Tom McCone, CTA’s chief financial officer, told the committee the agency developed three budget scenarios—baseline (maintain service), expansionary (invest in growth) and reduced (service cuts and up to 20% layoffs). He said recent Illinois legislation provided an allocation commonly referenced in committee materials as SB 211 / SP 21‑11, which contributes approximately $141–142 million to eliminate the remaining gap and allows CTA to adopt the baseline without service cuts or layoffs and to drop a previously proposed 10% fare increase. “The funding levels are consistent with our expansionary scenario,” McCone said, noting CTA expects roughly 4.2 million additional rides in 2026 under current service levels.
McCone outlined revenue and expense drivers: year‑to‑date public funding favorable by $86.6 million, system revenues up vs. last year though slightly under forecast on farebox receipts, and operating expenses running $72.4 million below budget year‑to‑date due in part to contractual and one‑time credits. He also described capital funding sources—federal formula funds, state motor fuel tax, the RTA‑administered ICE discretionary program, transit TIF for the Red Line Extension and CTA bond matches—and listed major capital priorities including the Red Line Extension, all‑stations accessibility, a vehicle program and station/facility improvements.

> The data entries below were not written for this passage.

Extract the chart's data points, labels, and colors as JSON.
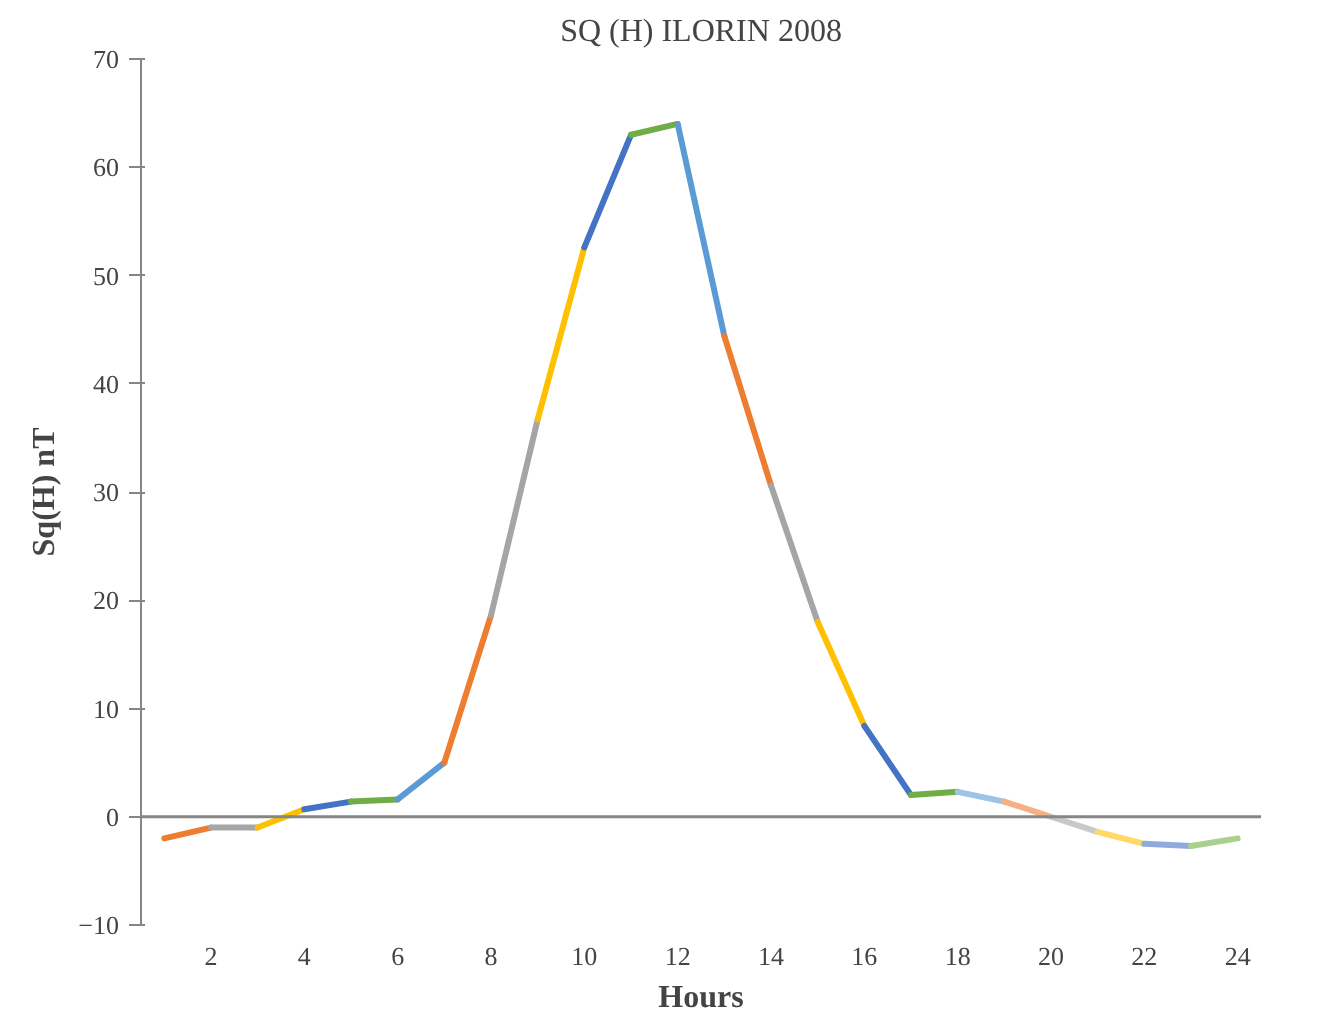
{
  "chart_data": {
    "type": "line",
    "title": "SQ (H) ILORIN 2008",
    "xlabel": "Hours",
    "ylabel": "Sq(H) nT",
    "series": [
      {
        "color": "#ed7d31",
        "x": [
          1,
          2
        ],
        "values": [
          -2,
          -1
        ]
      },
      {
        "color": "#a5a5a5",
        "x": [
          2,
          3
        ],
        "values": [
          -1,
          -1
        ]
      },
      {
        "color": "#ffc000",
        "x": [
          3,
          4
        ],
        "values": [
          -1,
          0.7
        ]
      },
      {
        "color": "#4472c4",
        "x": [
          4,
          5
        ],
        "values": [
          0.7,
          1.4
        ]
      },
      {
        "color": "#70ad47",
        "x": [
          5,
          6
        ],
        "values": [
          1.4,
          1.6
        ]
      },
      {
        "color": "#5b9bd5",
        "x": [
          6,
          7
        ],
        "values": [
          1.6,
          5
        ]
      },
      {
        "color": "#ed7d31",
        "x": [
          7,
          8
        ],
        "values": [
          5,
          18.6
        ]
      },
      {
        "color": "#a5a5a5",
        "x": [
          8,
          9
        ],
        "values": [
          18.6,
          36.7
        ]
      },
      {
        "color": "#ffc000",
        "x": [
          9,
          10
        ],
        "values": [
          36.7,
          52.6
        ]
      },
      {
        "color": "#4472c4",
        "x": [
          10,
          11
        ],
        "values": [
          52.6,
          63
        ]
      },
      {
        "color": "#70ad47",
        "x": [
          11,
          12
        ],
        "values": [
          63,
          64
        ]
      },
      {
        "color": "#5b9bd5",
        "x": [
          12,
          13
        ],
        "values": [
          64,
          44.4
        ]
      },
      {
        "color": "#ed7d31",
        "x": [
          13,
          14
        ],
        "values": [
          44.4,
          30.6
        ]
      },
      {
        "color": "#a5a5a5",
        "x": [
          14,
          15
        ],
        "values": [
          30.6,
          18
        ]
      },
      {
        "color": "#ffc000",
        "x": [
          15,
          16
        ],
        "values": [
          18,
          8.4
        ]
      },
      {
        "color": "#4472c4",
        "x": [
          16,
          17
        ],
        "values": [
          8.4,
          2
        ]
      },
      {
        "color": "#70ad47",
        "x": [
          17,
          18
        ],
        "values": [
          2,
          2.3
        ]
      },
      {
        "color": "#9dc3e6",
        "x": [
          18,
          19
        ],
        "values": [
          2.3,
          1.4
        ]
      },
      {
        "color": "#f4b183",
        "x": [
          19,
          20
        ],
        "values": [
          1.4,
          0
        ]
      },
      {
        "color": "#c9c9c9",
        "x": [
          20,
          21
        ],
        "values": [
          0,
          -1.4
        ]
      },
      {
        "color": "#ffd966",
        "x": [
          21,
          22
        ],
        "values": [
          -1.4,
          -2.5
        ]
      },
      {
        "color": "#8faadc",
        "x": [
          22,
          23
        ],
        "values": [
          -2.5,
          -2.7
        ]
      },
      {
        "color": "#a9d18e",
        "x": [
          23,
          24
        ],
        "values": [
          -2.7,
          -2
        ]
      }
    ],
    "xlim": [
      0.5,
      24.5
    ],
    "xticks": [
      2,
      4,
      6,
      8,
      10,
      12,
      14,
      16,
      18,
      20,
      22,
      24
    ],
    "ylim": [
      -10,
      70
    ],
    "yticks": [
      -10,
      0,
      10,
      20,
      30,
      40,
      50,
      60,
      70
    ],
    "ref_lines": [
      {
        "axis": "y",
        "value": 0,
        "color": "#868686"
      }
    ],
    "grid": false,
    "marker": "none",
    "line_style": "solid"
  }
}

Board members pressed staff on implementation timing for expansion items that rely on additional regional allocations; McCone said more than $300 million at the regional level remained unallocated and would require an amended RTA funding action before CTA could proceed with some “green” expansion items, and that many expenditures would not materialize until the second half of the year due to hiring and scheduling lead times. Chairman Barclay requested monthly updates on RTA discussions; staff agreed.
Director Ortiz moved and Director Jha seconded placing the operating budget and capital program on the omnibus; roll‑call votes were unanimous, and the motions passed at the committee. The ordinances and contracts were then presented to the full board omnibus for consideration later in the meeting.